Fundamental traders do the same, choosing points of entry for opportunities and determining exit strategies. There are also some fundamental traders who, after identifying opportunities, use technical analysis methods for opening positions, setting stop-losses, and closing positions, combining fundamental and technical analysis. This approach is also excellent (if one cannot delve deeply into both, mastering one can also lead to profits).

3. Risk contingency plans are indispensable. The common issue everyone faces is the constant thought of how to make money, never considering what would happen if they fail, which is quite terrifying. When failure truly occurs, it feels like a disaster, akin to being doused with a bucket of cold water and the sense of defeat that comes with it.

Market trends have uncertainties. For example, technical patterns on candlestick charts can be deceptive, with fake breakouts and false signals. A well-structured consolidation pattern may break out but not follow through with a trend, instead moving significantly in the opposite direction.

Unexpected geopolitical events can also change market trends, as can economic policies, exchange rate policies, and so on. For instance, the recent sudden interest rate hike by the Bank of Japan caused the USD/JPY rate to plummet from 153 to 141, completely altering the daily bullish trend of the US dollar against the Japanese yen since January 2024.

Therefore, our trading strategies must include risk control plans to address and manage the uncertainties in trading. Strict stop-losses on every order are the most basic risk control measures. Having stop-losses is the beginning of mature trading.
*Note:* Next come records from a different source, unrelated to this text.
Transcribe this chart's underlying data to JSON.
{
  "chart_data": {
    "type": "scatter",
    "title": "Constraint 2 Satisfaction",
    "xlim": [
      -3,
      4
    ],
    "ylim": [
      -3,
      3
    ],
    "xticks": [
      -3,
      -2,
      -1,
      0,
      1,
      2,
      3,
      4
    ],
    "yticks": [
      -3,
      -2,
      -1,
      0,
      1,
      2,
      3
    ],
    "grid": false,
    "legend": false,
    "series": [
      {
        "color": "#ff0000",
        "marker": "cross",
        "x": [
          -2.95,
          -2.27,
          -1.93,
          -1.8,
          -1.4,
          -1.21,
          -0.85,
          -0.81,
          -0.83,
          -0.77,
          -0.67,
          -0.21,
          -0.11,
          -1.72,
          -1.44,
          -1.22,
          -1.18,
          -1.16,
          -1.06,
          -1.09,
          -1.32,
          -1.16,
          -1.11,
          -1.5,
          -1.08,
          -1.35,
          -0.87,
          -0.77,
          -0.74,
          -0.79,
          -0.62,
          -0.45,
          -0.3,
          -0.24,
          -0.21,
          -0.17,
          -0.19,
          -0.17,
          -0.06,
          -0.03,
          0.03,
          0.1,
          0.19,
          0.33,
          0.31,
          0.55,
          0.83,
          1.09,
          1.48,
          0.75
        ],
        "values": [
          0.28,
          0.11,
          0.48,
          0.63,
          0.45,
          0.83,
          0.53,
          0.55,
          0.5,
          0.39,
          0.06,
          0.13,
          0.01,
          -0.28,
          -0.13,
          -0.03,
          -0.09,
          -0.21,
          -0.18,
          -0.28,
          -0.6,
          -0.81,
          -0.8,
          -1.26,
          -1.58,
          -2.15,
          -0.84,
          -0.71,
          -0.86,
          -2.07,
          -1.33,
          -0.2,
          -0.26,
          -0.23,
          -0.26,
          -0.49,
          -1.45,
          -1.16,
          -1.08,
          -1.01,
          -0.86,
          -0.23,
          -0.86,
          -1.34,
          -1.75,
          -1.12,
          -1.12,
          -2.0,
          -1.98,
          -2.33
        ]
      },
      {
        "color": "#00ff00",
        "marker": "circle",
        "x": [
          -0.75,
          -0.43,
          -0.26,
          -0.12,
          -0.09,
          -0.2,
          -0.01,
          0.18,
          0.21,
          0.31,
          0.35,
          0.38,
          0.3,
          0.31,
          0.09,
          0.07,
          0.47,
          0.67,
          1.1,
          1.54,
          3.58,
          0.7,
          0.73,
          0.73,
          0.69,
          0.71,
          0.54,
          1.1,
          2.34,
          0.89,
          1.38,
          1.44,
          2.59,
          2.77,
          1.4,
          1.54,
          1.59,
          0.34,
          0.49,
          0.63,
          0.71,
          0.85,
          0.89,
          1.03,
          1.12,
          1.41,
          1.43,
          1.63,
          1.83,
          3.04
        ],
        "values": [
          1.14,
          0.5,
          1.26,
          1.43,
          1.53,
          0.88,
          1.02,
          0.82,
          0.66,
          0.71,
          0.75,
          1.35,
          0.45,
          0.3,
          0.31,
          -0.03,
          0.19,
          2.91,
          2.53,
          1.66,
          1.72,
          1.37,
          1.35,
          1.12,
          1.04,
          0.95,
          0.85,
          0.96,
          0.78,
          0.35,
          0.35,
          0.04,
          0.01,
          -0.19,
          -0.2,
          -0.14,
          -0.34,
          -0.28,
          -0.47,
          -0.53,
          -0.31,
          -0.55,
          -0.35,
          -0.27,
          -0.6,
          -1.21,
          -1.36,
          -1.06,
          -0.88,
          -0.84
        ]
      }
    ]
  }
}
4. The essence of trading also includes human elements.Although the essence of trading is exchange, this process of exchange is manipulated by us humans. Since human beings are involved, there must also be the involvement of human nature.

The human heart is inscrutable, and market sentiments are all over the place. The psychological changes and instability of people in trading are the biggest variable in trading. Therefore, many so-called market makers or large capital will use this weakness of human nature to "mow the lawn" (i.e., take advantage of inexperienced traders).

For example, in terms of human greed, market makers use this emotion to push up the price and sell. They buy a large amount at a low price, use various means to raise the price, and when everyone sees the opportunity to make money, they rush in. Once the price rises to a certain level, the market makers start to sell gradually, causing the price to fall, and we retail investors end up holding the bag. Here, the market makers make full use of our human weaknesses.

Another example is human fear. Market makers use this emotion to suppress the price and accumulate shares. When they see potential stocks, they create a climate of fear by suppressing the stock price. When everyone gets scared, they rush to sell their stocks at a low price, which makes it easier for the market makers to accumulate shares, and then they raise the stock price and sell.

So, no matter what emotions we have in trading, we must calm down and view the market rationally, because there are always people using our emotions to make things happen. Only by calming down can we see the whole picture of the trend, stand with the trend, and catch a wave, instead of being slaves to emotions and being led by them.

Therefore, the essence of trading losses is the loss of control over one's mentality, being carried away by emotions.

I will share these points today. Understanding these few things can help you avoid most of the pitfalls in trading. Those who understand will know.